Here's When California Will Likely Decriminalize Psychedelics
Here's When California Will Likely Decriminalize Psychedelics

SB-58 has finally passed in the California State Assembly and Senate, and now, only awaits Governor Gavin Newsom’s signature to officially pass into law the decriminalization of naturally occurring psychedelics psilocybin, psilocin, DMT, and mescaline.

The governor has until October 14 to approve or veto the bill. So far, Newsom has given no indication he will not sign the bill, and has previously spoken out against the longstanding “War on Drugs,” so it seems very likely that the bill—first introduced by Scott Wiener back in 2022—may succeed in making the Golden State the third in the union to decriminalize psychedelics, following in the footsteps of Oregon and Colorado.

“We respect the legislative process and don’t typically comment on pending legislation,” a spokesperson for Newsom said in a statement to Marijuana Moment last week. “The governor will evaluate the bill on its merits when it reaches his desk.”

The bill, passed by a 43-15 vote in the state Assembly last Wednesday and a 21-14 vote in the Senate last Thursday, won’t immediately decriminalize personal possession, cultivation and usage of naturally occurring psychedelics. Californians will have to wait until January 1, 2025 to be protected from prosecution.

Until then, California Health and Human Services Agency will be conducting a study the therapeutic use of psychedelics and submitting a report to the Legislature with recommendations.

“This act further decriminalizes the use of specified controlled substances for the purpose of group community-based healing, including facilitated and supported use, risk reduction, and other related services,” the bill reads, “but delays implementation of this provision until a framework for the therapeutic use, which would include community-based healing, facilitated and supported use, risk reduction, and other related services, of the specified controlled substances is developed and adopted. This bill lays the groundwork for California to develop a therapeutic access program for psychedelic plants and fungi.”

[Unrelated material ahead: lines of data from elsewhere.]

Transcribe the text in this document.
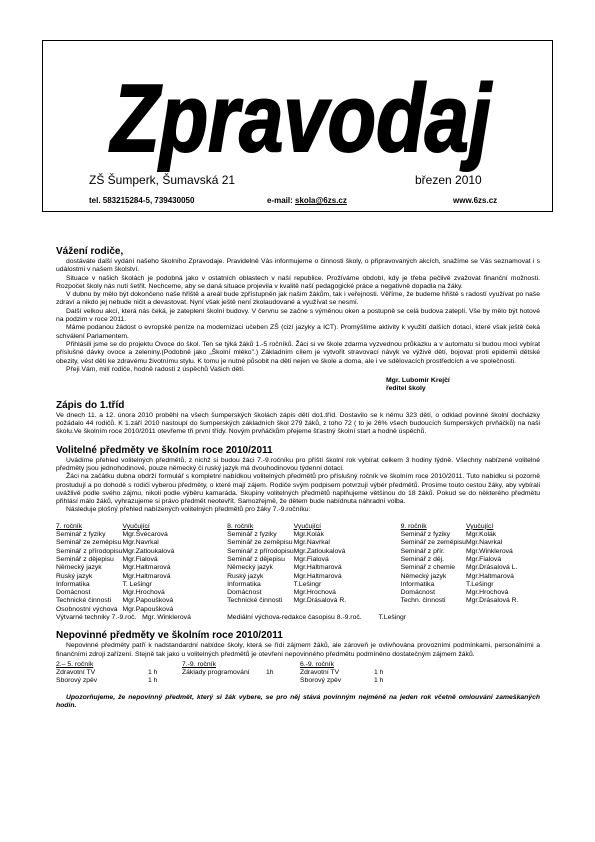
Zpravodaj
ZŠ Šumperk, Šumavská 21	březen 2010
tel. 583215284-5, 739430050	e-mail: skola@6zs.cz	www.6zs.cz
Vážení rodiče,

dostáváte další vydání našeho školního Zpravodaje. Pravidelně Vás informujeme o činnosti školy, o připravovaných akcích, snažíme se Vás seznamovat i s událostmi v našem školství.

Situace v našich školách je podobná jako v ostatních oblastech v naší republice. Prožíváme období, kdy je třeba pečlivě zvažovat finanční možnosti. Rozpočet školy nás nutí šetřit. Nechceme, aby se daná situace projevila v kvalitě naší pedagogické práce a negativně dopadla na žáky.

V dubnu by mělo být dokončeno naše hřiště a areál bude zpřístupněn jak našim žákům, tak i veřejnosti. Věříme, že budeme hřiště s radostí využívat po naše zdraví a nikdo jej nebude ničit a devastovat. Nyní však ještě není zkolaudované a využívat se nesmí.

Další velkou akcí, která nás čeká, je zateplení školní budovy. V červnu se začne s výměnou oken a postupně se celá budova zateplí. Vše by mělo být hotové na podzim v roce 2011.

Máme podanou žádost o evropské peníze na modernizaci učeben ZŠ (cizí jazyky a ICT). Promýšlíme aktivity k využití dalších dotací, které však ještě čeká schválení Parlamentem.

Přihlásili jsme se do projektu Ovoce do škol. Ten se týká žáků 1.-5 ročníků. Žáci si ve škole zdarma vyzvednou průkazku a v automatu si budou moci vybírat příslušné dávky ovoce a zeleniny.(Podobně jako „Školní mléko".) Základním cílem je vytvořit stravovací návyk ve výživě dětí, bojovat proti epidemii dětské obezity, vést děti ke zdravému životnímu stylu. K tomu je nutné působit na děti nejen ve škole a doma, ale i ve sdělovacích prostředcích a ve společnosti.

Přeji Vám, milí rodiče, hodně radosti z úspěchů Vašich dětí.

Mgr. Lubomír Krejčí
ředitel školy
Zápis do 1.tříd

Ve dnech 11. a 12. února 2010 proběhl na všech šumperských školách zápis dětí do1.tříd. Dostavilo se k němu 323 dětí, o odklad povinné školní docházky požádalo 44 rodičů. K 1.září 2010 nastoupí do šumperských základních škol 279 žáků, z toho 72 ( to je 26% všech budoucích šumperských prvňáčků) na naši školu.Ve školním roce 2010/2011 otevřeme tři první třídy. Novým prvňáčkům přejeme šťastný školní start a hodně úspěchů.

Volitelné předměty ve školním roce 2010/2011

Uvádíme přehled volitelných předmětů, z nichž si budou žáci 7.-9.ročníku pro příští školní rok vybírat celkem 3 hodiny týdně. Všechny nabízené volitelné předměty jsou jednohodinové, pouze německý či ruský jazyk má dvouhodinovou týdenní dotaci.

Žáci na začátku dubna obdrží formulář s kompletní nabídkou volitelných předmětů pro příslušný ročník ve školním roce 2010/2011. Tuto nabídku si pozorně prostudují a po dohodě s rodiči vyberou předměty, o které mají zájem. Rodiče svým podpisem potvrzují výběr předmětů. Prosíme touto cestou žáky, aby vybírali uvážlivě podle svého zájmu, nikoli podle výběru kamaráda. Skupiny volitelných předmětů naplňujeme většinou do 18 žáků. Pokud se do některého předmětu přihlásí málo žáků, vyhrazujeme si právo předmět neotevřít. Samozřejmě, že dětem bude nabídnuta náhradní volba.

Následuje plošný přehled nabízených volitelných předmětů pro žáky 7.-9.ročníku:

7. ročník	Vyučující	8. ročník	Vyučující	9. ročník	Vyučující
Seminář z fyziky	Mgr.Švécarová	Seminář z fyziky	Mgr.Kolák	Seminář z fyziky	Mgr.Kolák
Seminář ze zeměpisu	Mgr.Navrkal	Seminář ze zeměpisu	Mgr.Navrkal	Seminář ze zeměpisu	Mgr.Navrkal
Seminář z přírodopisu	Mgr.Zatloukalová	Seminář z přírodopisu	Mgr.Zatloukalová	Seminář z přír.	Mgr.Winklerová
Seminář z dějepisu	Mgr.Fialová	Seminář z dějepisu	Mgr.Fialová	Seminář z děj.	Mgr.Fialová
Německý jazyk	Mgr.Haltmarová	Německý jazyk	Mgr.Haltmarová	Seminář z chemie	Mgr.Drásalová L.
Ruský jazyk	Mgr.Haltmarová	Ruský jazyk	Mgr.Haltmarová	Německý jazyk	Mgr.Haltmarová
Informatika	T. Lešingr	Informatika	T.Lešingr	Informatika	T.Lešingr
Domácnost	Mgr.Hrochová	Domácnost	Mgr.Hrochová	Domácnost	Mgr.Hrochová
Technické činnosti	Mgr.Papoušková	Technické činnosti	Mgr.Drásalová R.	Techn. činnosti	Mgr.Drásalová R.
Osobnostní výchova	Mgr.Papoušková				
Výtvarné techniky 7.-9.roč. Mgr. Winklerová		Mediální výchova-redakce časopisu 8.-9.roč. T.Lešingr			
Nepovinné předměty ve školním roce 2010/2011

Nepovinné předměty patří k nadstandardní nabídce školy, která se řídí zájmem žáků, ale zároveň je ovlivňována provozními podmínkami, personálními a finančními zdroji zařízení. Stejně tak jako u volitelných předmětů je otevření nepovinného předmětu podmíněno dostatečným zájmem žáků.

2.– 5. ročník		7.-9. ročník		6.-9. ročník	
Zdravotní TV	1 h	Základy programování	1h	Zdravotní TV	1 h
Sborový zpěv	1 h			Sborový zpěv	1 h

Upozorňujeme, že nepovinný předmět, který si žák vybere, se pro něj stává povinným nejméně na jeden rok včetně omlouvání zameškaných hodin.
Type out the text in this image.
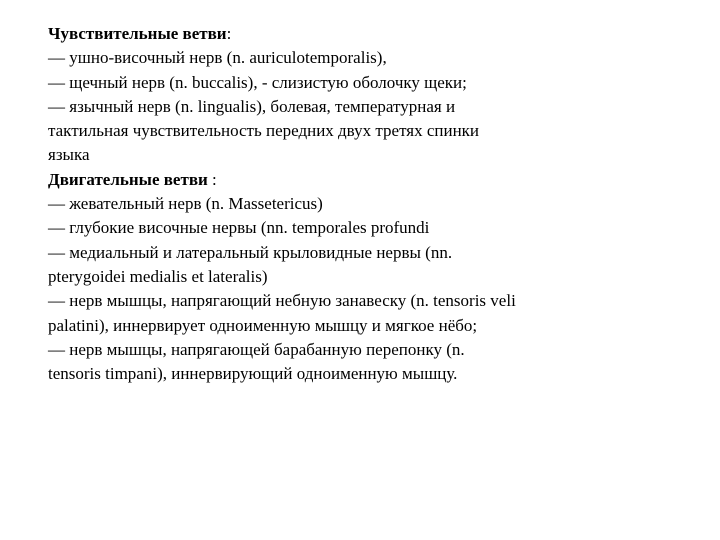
Чувствительные ветви:
— ушно-височный нерв (n. auriculotemporalis),
— щечный нерв (n. buccalis), - слизистую оболочку щеки;
— язычный нерв (n. lingualis), болевая, температурная и
тактильная чувствительность передних двух третях спинки
языка
Двигательные ветви :
— жевательный нерв (n. Massetericus)
— глубокие височные нервы (nn. temporales profundi
— медиальный и латеральный крыловидные нервы (nn.
pterygoidei medialis et lateralis)
— нерв мышцы, напрягающий небную занавеску (n. tensoris veli
palatini), иннервирует одноименную мышцу и мягкое нёбо;
— нерв мышцы, напрягающей барабанную перепонку (n.
tensoris timpani), иннервирующий одноименную мышцу.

The bill does not include ibogaine nor popular synthetic psychedelics LSD or MDMA, and penalizes possession of the psychedelics on school grounds, as well as possession by, or transferring to, people under 21 years of age.

Peyote is also excluded, “because of the nearly endangered status of the peyote plant and the special significance peyote holds in Native American spirituality,” the bill states.

After several revisions throughout the legislative process, the bill allows for possession of one gram of psilocybin or psilocin (or one ounce of the fungi containing the substance), one gram of DMT, and four grams of mescaline.

Psychedelic reform advocates can’t celebrate a victory yet, however. Although Newsom has raised no objections to the bill, he previously vetoed Wiener’s SB-57, which would have created safe, supervised drug-consumption sites in Los Angeles, Oakland and San Francisco as part of an effort to curb overdose deaths.

“The unlimited number of safe injection sites that this bill would authorize … could induce a world of unintended consequences,” he wrote in his 2022 decision. “It is possible that these sites would help improve the safety and health of our urban areas, but if done without a strong plan, they could work against this purpose… Worsening drug consumption challenges in these areas is not a risk we can take.”